By using a retirement calculator, you can know how much money you will have at the time of retirement, and figure out how to use the money wisely. Retirement should be something you plan out if at all possible. Many people don’t begin thinking about that time in their lives until their mid thirties or early forties. By then, it could be too late to get a decent start for the kind of retirement you are looking forward to. You may not be able to save up enough money to live the kind of lifestyle you would like. Ideally, planning should begin in your twenties so you can do many of the things people look forward to doing. A retirement calculator can help you pre-calculate future costs in retiring.

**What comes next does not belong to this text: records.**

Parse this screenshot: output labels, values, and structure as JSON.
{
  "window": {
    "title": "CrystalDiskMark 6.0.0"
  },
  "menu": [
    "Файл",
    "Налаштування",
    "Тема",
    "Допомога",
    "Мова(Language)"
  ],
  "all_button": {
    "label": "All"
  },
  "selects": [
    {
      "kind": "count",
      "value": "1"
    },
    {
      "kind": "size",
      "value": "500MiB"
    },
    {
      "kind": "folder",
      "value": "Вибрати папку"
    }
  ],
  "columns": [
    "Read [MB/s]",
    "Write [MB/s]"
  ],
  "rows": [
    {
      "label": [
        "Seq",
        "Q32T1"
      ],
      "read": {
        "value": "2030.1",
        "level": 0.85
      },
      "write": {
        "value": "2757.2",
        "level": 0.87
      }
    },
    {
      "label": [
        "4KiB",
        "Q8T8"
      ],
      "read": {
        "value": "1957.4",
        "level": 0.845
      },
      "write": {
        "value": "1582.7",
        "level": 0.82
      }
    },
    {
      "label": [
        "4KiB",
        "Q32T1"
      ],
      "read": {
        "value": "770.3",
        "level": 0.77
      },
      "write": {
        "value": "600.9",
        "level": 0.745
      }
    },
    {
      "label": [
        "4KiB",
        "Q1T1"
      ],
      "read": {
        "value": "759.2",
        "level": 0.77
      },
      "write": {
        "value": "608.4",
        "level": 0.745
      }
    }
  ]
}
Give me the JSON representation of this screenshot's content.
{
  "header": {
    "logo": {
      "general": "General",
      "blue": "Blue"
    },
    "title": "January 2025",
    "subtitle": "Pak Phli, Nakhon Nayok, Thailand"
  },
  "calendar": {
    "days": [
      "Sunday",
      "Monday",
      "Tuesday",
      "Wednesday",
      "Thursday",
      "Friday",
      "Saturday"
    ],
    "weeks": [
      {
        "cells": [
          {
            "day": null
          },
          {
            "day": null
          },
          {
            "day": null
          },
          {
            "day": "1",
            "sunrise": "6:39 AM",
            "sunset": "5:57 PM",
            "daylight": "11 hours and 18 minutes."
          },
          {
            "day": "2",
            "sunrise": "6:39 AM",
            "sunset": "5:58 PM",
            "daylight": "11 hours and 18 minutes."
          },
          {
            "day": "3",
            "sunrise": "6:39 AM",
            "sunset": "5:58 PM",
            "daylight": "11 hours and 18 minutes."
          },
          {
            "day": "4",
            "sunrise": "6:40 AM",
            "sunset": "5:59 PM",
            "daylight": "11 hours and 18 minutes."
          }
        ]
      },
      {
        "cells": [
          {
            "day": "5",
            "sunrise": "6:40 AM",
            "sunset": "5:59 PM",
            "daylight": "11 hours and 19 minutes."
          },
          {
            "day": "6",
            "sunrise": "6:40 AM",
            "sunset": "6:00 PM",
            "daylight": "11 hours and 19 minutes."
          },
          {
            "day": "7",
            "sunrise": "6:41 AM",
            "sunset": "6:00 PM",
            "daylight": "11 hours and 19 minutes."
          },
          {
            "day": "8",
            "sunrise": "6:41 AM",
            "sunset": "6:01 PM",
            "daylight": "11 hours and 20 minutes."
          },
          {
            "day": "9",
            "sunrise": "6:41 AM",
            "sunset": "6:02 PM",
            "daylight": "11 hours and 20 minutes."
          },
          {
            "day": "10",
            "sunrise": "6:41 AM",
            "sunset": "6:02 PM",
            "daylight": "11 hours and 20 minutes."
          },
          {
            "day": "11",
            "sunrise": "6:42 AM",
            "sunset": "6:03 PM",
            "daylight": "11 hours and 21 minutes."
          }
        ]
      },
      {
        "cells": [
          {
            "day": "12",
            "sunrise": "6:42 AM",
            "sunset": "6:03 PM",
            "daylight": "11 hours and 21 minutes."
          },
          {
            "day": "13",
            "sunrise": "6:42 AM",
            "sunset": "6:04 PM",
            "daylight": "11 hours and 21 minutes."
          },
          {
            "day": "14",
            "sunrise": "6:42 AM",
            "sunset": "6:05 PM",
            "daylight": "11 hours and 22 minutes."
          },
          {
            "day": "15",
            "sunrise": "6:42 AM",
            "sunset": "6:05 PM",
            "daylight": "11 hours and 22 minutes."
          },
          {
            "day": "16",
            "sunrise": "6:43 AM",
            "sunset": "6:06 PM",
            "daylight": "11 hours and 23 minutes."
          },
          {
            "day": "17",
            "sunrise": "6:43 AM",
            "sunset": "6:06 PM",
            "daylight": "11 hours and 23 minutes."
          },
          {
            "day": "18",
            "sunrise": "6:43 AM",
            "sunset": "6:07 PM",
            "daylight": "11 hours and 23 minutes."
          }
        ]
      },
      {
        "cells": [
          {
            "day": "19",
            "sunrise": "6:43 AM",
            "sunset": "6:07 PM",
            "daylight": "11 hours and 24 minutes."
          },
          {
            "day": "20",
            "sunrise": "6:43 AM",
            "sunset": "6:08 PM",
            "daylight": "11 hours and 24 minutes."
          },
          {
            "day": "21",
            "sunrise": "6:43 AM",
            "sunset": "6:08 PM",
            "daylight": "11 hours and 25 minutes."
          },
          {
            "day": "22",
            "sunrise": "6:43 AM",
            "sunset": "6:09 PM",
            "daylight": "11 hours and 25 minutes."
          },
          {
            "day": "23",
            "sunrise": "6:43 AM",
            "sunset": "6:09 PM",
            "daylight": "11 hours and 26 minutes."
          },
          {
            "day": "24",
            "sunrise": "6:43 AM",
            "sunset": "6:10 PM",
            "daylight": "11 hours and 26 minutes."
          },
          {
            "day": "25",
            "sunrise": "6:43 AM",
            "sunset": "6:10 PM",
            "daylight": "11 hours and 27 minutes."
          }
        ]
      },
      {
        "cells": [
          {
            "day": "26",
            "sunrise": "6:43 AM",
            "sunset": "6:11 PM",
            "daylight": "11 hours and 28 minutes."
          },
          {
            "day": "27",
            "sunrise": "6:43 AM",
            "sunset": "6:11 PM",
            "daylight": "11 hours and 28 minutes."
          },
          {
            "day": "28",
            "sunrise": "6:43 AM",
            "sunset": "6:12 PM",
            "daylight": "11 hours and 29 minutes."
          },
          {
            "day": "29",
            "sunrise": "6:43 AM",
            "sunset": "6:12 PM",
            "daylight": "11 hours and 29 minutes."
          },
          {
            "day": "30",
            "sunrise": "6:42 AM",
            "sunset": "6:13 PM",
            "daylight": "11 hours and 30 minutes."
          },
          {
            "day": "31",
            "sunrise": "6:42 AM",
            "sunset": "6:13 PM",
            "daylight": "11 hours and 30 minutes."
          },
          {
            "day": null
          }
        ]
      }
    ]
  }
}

If you are looking forward to doing a lot of traveling, then a retirement calculator can help you prefigure some of the expenses you will encounter. It can give you a heads up on how much money you will need to live on and still be able to travel. You can allow for emergencies, possibly some illnesses, and just pocket money. By using a retirement calculator you can plan to be debt free so you won’t have your normal monthly bills coming out. You can make sure you are covered by insurance in case illness or disability should occur. Most importantly, a retirement calculator can help you stay ahead of the game and not be caught in the end with loose ends not tied up.

If you aren’t a good organizer or planner, find someone who is. Find someone that can help you with your retirement calculator. There are companies for hire that can help you plan ahead. They can even help you figure out a budget to live on. No matter what you do, don’t miss your opportunity to plan ahead with your retirement calculator. Seek advice from someone who is already retired and planned ahead. Listen and learn from mistakes others have made. Let your retirement calculator be your good friend and retire, living a good, happy life.